ITRS-Group / monitor-merlin

Module for Effortless Redundancy and Loadbalancing In Naemon
https://itrs-group.github.io/monitor-merlin/
GNU General Public License v2.0
22 stars 14 forks source link

[Question] New peer unsynced #2

Closed oneingan closed 7 years ago

oneingan commented 8 years ago

Hi, finally I get working an automated load balanced naemon core with merlin. But I have a problem now (maybe is working as expected).

If I add a comment (or downtime) with two peers running, the comment spread all over the peers. But If I add a new third peer this one doesn't get the old information from other peers.
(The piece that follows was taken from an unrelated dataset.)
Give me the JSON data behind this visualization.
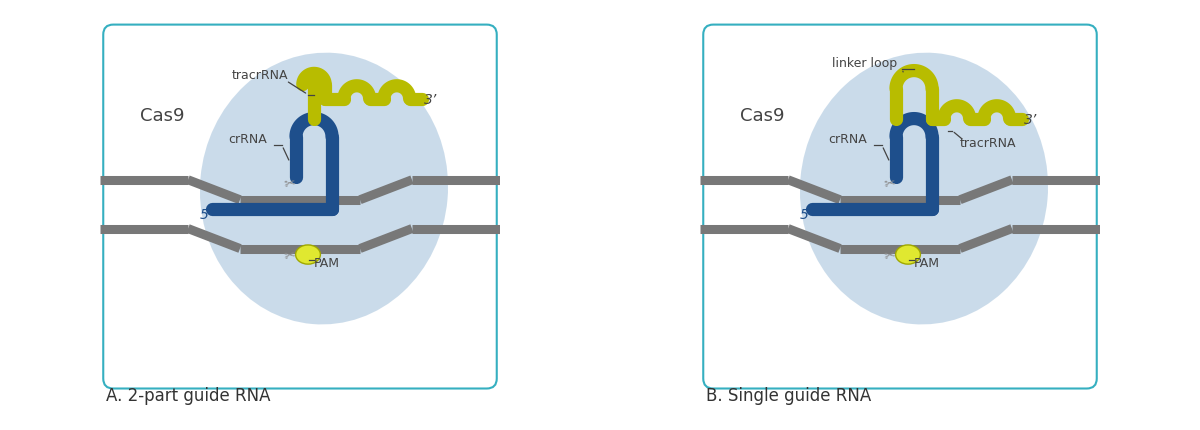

Is this expected? Maybe some option is needed to get in sync?

Thanks in advance.

pengi commented 8 years ago

It's a known issue, since the goal from the beginning was more or less just to distribute the check execution and notifications. But for most practical scenarios it should be possible to solve anyway. And it's possible to manually sync if something happens later too.

We usally recommend to use one peer as the "main" peer, to do all user interactions upon. However, it doesn't solve the downtime problem, and also for custom notiifications.

It should be possible to do is to copy the state retention file from an existing peer to the new peer while setting it up, to manually sync the initial data. See state_retention_file

For shorter outages later, the existing nodes keeps a log (binlog) of all messages that should have been sent to the different peers while they are offline, and then play those back when the peer connects, so missed events will be propagated anyway. For longer outages, when the binlog gets full, you can resync by copying the retention data manually.